Sento bene che con la mia vita attuale, anche impegnandovela tutta, non posso avvicinarmi al tuo merito infinito, e sforzo fino all’eccesso tutte le mie facoltà mentali.
Ecco che il mio grado di vita si spezza in questo sforzo supremo d’amore, ma, o meraviglia, io non muoio, ma mi ritrovo in un grado e sfera di vita superiore.
In questo grado e da questa sfera più alta, vedo anche di più e sento anche meglio che alla tua Divinità si deve una gloria di adorazione, di lode e di amore infinito.
Non avendo ancora la capacità e la potenza di renderti questo culto adeguato, impegno tutte le facoltà anche di questa vita superiore, nella violenza dell’amore.

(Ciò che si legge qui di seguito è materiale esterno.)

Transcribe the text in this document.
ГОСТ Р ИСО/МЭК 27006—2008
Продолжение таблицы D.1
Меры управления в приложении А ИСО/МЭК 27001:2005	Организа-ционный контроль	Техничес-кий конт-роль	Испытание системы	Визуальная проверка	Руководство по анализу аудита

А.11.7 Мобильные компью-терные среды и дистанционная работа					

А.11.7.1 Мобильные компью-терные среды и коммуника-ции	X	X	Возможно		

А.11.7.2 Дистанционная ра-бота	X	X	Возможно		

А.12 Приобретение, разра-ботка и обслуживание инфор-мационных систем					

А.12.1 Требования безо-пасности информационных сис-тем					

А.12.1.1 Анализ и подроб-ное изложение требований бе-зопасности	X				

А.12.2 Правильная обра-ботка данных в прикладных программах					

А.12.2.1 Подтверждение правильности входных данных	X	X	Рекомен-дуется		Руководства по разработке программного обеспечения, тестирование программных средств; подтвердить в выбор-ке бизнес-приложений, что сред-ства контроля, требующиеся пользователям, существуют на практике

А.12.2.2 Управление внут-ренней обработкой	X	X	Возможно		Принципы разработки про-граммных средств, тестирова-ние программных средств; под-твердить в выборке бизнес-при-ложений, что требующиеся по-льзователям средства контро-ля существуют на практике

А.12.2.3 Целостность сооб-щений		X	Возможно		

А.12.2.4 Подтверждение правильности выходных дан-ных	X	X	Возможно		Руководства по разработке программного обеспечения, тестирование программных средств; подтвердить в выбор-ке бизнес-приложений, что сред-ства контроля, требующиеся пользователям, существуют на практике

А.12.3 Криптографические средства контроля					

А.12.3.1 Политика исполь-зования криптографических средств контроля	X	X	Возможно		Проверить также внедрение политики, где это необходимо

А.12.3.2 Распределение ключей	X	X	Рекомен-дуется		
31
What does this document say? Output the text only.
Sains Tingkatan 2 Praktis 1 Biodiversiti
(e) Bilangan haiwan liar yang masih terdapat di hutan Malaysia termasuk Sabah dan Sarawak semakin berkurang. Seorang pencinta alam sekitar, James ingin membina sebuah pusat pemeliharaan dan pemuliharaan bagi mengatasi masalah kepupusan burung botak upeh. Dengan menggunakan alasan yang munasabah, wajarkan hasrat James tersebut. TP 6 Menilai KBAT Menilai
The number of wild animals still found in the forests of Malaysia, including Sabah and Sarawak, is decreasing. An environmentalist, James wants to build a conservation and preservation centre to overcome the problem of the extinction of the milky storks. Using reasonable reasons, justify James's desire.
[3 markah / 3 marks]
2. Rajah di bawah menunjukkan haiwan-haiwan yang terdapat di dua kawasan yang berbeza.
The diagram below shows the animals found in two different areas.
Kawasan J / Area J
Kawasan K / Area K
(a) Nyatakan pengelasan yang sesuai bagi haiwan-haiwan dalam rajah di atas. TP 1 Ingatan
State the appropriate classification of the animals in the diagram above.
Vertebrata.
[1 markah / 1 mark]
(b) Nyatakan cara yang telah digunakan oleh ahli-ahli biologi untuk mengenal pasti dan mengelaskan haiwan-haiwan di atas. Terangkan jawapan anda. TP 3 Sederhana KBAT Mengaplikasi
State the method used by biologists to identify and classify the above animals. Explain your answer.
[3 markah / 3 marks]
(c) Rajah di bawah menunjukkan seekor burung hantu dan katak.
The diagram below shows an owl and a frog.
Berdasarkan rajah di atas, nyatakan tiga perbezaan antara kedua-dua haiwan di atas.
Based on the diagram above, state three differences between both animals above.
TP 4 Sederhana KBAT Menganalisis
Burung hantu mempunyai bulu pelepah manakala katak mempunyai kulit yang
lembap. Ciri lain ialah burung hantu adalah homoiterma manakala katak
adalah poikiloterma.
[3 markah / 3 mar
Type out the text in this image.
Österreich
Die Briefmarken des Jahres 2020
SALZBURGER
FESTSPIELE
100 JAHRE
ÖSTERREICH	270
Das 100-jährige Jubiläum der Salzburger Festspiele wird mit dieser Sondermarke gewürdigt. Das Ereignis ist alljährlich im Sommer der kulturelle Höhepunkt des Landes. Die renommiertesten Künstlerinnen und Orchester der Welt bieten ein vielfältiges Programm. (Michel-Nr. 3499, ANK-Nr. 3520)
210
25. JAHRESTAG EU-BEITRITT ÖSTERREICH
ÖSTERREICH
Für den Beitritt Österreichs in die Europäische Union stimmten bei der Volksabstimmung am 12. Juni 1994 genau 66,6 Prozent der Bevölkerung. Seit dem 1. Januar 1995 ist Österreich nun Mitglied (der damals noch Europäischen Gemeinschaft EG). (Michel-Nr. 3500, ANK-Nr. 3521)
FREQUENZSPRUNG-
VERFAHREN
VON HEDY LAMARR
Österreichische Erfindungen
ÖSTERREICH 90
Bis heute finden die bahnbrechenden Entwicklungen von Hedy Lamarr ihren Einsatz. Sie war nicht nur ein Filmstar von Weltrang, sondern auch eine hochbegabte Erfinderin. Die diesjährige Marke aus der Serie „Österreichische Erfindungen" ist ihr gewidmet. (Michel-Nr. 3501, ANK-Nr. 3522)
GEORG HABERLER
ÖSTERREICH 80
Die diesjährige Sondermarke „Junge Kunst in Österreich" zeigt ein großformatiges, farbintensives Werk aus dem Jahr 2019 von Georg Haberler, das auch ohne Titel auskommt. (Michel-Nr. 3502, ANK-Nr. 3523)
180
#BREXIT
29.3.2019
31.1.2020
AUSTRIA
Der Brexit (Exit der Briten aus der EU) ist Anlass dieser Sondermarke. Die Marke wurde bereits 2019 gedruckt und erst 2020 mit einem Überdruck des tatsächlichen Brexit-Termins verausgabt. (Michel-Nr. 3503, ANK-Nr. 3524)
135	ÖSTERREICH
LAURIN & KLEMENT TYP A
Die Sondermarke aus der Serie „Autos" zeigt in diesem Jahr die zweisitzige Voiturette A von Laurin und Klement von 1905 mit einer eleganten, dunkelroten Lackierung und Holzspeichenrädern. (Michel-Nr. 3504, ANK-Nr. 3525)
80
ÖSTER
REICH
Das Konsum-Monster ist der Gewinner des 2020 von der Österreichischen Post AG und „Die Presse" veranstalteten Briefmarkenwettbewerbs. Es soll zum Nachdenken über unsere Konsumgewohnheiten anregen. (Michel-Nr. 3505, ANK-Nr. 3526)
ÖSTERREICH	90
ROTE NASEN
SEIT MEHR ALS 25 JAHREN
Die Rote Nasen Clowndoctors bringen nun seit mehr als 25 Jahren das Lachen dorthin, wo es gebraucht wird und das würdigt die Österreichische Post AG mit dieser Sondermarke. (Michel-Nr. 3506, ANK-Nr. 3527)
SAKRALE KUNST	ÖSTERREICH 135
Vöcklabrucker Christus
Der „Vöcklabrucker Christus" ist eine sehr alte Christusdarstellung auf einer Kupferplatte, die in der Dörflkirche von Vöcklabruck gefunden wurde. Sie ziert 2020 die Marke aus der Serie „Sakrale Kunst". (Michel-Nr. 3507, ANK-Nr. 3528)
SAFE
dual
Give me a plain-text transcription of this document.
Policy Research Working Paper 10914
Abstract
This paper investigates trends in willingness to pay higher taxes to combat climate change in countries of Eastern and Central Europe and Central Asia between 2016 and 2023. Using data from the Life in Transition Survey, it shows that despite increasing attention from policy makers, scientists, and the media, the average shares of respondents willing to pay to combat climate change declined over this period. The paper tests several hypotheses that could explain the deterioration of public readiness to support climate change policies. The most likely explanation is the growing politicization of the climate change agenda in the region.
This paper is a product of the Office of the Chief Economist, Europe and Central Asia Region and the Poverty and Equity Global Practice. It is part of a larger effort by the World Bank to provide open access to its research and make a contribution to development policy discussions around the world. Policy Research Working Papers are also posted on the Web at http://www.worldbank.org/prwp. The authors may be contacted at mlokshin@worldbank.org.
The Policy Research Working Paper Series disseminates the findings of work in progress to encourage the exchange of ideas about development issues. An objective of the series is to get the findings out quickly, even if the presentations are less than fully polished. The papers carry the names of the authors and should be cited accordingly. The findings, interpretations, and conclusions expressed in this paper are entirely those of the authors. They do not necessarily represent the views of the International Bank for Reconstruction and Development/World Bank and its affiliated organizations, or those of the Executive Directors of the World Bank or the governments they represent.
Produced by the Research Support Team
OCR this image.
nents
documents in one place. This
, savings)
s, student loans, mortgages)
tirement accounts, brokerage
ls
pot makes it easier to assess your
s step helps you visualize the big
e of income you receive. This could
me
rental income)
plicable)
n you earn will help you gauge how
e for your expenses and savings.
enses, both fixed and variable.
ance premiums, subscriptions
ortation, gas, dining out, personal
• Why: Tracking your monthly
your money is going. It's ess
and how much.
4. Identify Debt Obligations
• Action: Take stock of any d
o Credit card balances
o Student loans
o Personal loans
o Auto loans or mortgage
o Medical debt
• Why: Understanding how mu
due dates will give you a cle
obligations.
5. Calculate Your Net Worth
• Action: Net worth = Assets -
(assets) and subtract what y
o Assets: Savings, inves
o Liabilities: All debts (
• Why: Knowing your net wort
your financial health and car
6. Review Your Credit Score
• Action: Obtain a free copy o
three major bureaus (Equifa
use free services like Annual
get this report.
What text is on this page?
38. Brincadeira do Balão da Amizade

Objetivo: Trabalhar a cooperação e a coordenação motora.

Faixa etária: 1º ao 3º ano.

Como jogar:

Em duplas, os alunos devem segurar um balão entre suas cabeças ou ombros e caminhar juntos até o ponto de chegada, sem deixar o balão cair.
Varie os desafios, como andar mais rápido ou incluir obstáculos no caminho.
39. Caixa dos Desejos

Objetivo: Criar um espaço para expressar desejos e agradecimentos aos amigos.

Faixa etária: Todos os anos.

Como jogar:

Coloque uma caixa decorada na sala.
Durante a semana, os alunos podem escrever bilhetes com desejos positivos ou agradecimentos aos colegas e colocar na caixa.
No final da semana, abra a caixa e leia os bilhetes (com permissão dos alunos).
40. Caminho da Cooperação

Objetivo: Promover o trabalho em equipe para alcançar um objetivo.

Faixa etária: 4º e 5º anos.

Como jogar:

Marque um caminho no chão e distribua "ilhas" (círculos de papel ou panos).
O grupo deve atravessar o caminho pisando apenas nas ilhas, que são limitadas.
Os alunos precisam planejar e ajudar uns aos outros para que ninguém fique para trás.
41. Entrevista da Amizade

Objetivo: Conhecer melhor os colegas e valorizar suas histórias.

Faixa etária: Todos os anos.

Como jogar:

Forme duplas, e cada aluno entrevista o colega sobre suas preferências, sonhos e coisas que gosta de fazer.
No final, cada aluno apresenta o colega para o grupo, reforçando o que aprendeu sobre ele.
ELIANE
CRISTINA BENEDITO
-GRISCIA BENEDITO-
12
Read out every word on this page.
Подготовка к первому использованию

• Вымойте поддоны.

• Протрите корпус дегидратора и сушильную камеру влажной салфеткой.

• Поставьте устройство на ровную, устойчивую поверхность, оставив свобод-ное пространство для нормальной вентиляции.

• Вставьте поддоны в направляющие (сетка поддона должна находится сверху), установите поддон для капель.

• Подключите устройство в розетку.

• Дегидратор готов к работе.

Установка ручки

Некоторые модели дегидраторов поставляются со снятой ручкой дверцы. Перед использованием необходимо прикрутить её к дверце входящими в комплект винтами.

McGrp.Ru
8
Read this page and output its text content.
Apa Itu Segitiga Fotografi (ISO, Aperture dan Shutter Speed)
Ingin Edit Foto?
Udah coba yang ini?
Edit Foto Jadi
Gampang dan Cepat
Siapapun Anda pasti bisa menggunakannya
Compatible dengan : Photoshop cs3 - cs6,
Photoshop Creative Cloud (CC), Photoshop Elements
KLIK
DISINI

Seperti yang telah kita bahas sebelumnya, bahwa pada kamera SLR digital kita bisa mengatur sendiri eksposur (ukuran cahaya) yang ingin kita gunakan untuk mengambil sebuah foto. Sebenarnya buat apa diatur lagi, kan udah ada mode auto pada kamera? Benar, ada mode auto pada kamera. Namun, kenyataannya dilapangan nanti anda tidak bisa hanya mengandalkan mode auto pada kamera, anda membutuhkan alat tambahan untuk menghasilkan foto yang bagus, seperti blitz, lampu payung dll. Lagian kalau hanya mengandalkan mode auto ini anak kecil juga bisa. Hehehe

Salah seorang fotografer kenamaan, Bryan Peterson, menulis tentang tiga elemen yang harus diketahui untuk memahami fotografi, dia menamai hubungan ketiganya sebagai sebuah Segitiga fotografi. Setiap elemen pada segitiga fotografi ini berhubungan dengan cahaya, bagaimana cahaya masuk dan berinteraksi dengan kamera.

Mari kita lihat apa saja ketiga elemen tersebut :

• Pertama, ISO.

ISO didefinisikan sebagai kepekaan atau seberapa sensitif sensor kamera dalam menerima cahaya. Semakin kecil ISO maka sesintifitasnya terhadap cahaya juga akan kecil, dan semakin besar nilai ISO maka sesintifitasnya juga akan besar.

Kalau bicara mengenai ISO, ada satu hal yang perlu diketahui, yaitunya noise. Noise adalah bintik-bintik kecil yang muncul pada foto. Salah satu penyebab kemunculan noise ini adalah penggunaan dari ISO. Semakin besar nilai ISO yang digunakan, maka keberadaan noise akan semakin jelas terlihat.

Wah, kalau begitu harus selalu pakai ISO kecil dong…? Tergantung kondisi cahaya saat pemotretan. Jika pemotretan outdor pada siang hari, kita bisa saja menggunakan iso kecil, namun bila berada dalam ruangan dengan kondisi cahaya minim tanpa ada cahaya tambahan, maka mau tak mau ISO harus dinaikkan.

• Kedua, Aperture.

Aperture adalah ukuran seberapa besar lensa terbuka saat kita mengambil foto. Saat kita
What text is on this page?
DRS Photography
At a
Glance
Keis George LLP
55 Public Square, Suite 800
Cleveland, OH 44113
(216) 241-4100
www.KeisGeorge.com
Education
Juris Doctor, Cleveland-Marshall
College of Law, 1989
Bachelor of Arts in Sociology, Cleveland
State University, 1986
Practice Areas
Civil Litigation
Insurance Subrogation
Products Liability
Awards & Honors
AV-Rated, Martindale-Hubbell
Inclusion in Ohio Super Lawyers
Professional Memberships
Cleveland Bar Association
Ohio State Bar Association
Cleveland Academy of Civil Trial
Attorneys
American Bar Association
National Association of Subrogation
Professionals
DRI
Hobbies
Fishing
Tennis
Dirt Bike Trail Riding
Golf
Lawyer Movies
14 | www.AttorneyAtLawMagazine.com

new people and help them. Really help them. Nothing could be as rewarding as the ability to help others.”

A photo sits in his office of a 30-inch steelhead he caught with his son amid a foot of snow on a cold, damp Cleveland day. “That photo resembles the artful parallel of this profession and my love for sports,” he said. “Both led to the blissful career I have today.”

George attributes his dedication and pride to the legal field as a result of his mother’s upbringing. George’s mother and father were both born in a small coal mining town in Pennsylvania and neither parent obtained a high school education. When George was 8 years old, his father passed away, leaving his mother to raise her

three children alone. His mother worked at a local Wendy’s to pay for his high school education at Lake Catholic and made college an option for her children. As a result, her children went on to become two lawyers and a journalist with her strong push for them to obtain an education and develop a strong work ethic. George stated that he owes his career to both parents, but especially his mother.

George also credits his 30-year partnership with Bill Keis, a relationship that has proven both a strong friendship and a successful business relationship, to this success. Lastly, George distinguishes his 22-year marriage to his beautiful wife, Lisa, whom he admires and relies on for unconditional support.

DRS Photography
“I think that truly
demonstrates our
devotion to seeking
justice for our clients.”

Ecco, muoio! perché anche quel grado di vita superiore si spezza in quell’impegno. Ma, no, o meraviglia! io non muoio, ma mi ritrovo in un altro grado, in un’altra sfera di vita, molto superiore.
Come una vita di angeli, tutta spirituale, tutta soprannaturale, più accesa d’amore, più trasportata a renderti quella gloria che meriti, essa si rivela sempre infinita.
Sotto lo sforzo d’amore, quest’altra vita si spezza e non muoio e mi ritrovo come tutto in Gesù Cristo! E la divina umanità di Gesù Cristo si spezza anch’essa, sotto lo sforzo dell’amore! Poiché il merito tuo è ancora e sempre infinito. E con Gesù, per Gesù, in Gesù mi trovo in te e tu sei nell’anima fuoco divoratore che sempre immola per avvivare, e avviva per immolare.
O indefinitiva progressione d’immolazione e risurrezione e ascensione a superiori immolazioni e risurrezioni e ascensioni, nella vita del sangue di Gesù e del fuoco e dello Spirito Santo!